C'est ainsi que nous reprenons les évènements de la fin du troisième opus, Toulon est en Suisse et trouve une vieille marionnette en bois ; il explique alors à ses autres poupées comment tout a débuté.
C'est ainsi qu'après un court passage en Egypte antique où Afzel vole le secret de Soutekh, capable d'animer les poupées donc, nous retrouvons un très jeune André Toulon au début du siècle dernier qui fait la rencontre d'Afzel mais également d'Ilsa, sa femme tuée dans le troisième film (et qui se réincarne dans la poupée sangsue). Bon déjà, quelques faux raccords avec les précédents puisqu'il me semble qu'il a toujours été dit que Toulon avait trouvé le secret des poupées en Egypte sur un espèce de marché mais bon passons (puis même le rituel pour donner vie aux marionnettes qui n'a rien à voir avec les quatrième et cinquième opus et encore moins avec le sixième), ce film nous permet d'en apprendre plus sur le passé du personnage.
Et pourtant, ça aurait pu être n'importe quel personnage que ça aurait été la même chose.

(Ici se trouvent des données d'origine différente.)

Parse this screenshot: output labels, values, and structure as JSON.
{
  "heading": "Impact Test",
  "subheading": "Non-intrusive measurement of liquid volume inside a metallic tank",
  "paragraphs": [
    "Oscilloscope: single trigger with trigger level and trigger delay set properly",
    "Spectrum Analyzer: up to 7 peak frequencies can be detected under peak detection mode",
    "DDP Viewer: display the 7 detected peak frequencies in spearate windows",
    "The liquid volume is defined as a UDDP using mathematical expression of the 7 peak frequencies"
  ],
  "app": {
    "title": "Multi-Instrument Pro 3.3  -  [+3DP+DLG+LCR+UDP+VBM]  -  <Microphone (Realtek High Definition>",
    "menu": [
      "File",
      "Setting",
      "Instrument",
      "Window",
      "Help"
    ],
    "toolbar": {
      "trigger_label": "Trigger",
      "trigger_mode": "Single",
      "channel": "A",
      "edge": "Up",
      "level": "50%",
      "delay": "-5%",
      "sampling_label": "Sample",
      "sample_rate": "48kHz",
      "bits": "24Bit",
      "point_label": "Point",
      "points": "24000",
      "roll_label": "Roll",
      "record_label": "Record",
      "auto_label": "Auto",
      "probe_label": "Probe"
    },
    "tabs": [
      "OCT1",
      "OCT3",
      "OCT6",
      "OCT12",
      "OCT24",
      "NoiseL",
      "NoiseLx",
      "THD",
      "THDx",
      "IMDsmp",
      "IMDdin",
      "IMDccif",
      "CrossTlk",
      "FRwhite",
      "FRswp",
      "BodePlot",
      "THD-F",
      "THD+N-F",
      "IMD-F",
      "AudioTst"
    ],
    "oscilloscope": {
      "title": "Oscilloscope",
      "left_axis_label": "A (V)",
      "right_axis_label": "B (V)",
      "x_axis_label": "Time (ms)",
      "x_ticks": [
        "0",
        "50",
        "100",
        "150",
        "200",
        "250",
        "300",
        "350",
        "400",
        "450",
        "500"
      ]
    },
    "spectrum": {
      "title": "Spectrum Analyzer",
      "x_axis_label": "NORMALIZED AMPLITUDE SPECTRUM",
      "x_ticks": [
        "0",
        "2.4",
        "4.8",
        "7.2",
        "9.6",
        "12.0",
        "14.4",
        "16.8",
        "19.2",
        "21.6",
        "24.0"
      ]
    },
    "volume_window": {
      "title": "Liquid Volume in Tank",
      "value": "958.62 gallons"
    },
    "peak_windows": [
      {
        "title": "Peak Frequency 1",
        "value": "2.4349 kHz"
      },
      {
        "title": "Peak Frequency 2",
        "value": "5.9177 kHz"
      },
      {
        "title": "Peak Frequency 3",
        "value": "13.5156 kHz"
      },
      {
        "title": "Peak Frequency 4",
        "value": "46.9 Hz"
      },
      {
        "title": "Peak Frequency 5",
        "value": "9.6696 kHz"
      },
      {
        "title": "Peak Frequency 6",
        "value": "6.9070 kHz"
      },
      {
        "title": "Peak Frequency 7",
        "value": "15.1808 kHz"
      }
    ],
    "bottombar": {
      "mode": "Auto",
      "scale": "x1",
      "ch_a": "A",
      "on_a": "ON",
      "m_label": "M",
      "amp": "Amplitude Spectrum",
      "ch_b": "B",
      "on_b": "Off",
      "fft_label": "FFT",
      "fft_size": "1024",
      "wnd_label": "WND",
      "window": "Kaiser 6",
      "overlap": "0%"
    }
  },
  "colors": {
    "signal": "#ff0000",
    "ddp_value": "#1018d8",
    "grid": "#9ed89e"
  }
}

Ce que je veux dire, c'est que la franchise est tellement bordélique que raconter les origines de tel ou tel truc est toujours risqué et ne mène surtout pas à grand-chose.
Ainsi, on s'ennuie énormément devant ce film très mal rythmé, très mal monté, aux très mauvais effets spéciaux et puis surtout au très mauvais jeu d'acteur. En effet, c'est surtout Greg Sestero avec son vieil accent français qui se débrouille le plus mal et en même temps, le bonhomme est surtout connu pour son rôle dans "The Room" et du bouquin qui en découle (ça cerne déjà un peu le personnage).
"Retro Puppet Master" est donc un nouvel échec dans une saga qui ne cesse de s'embourber.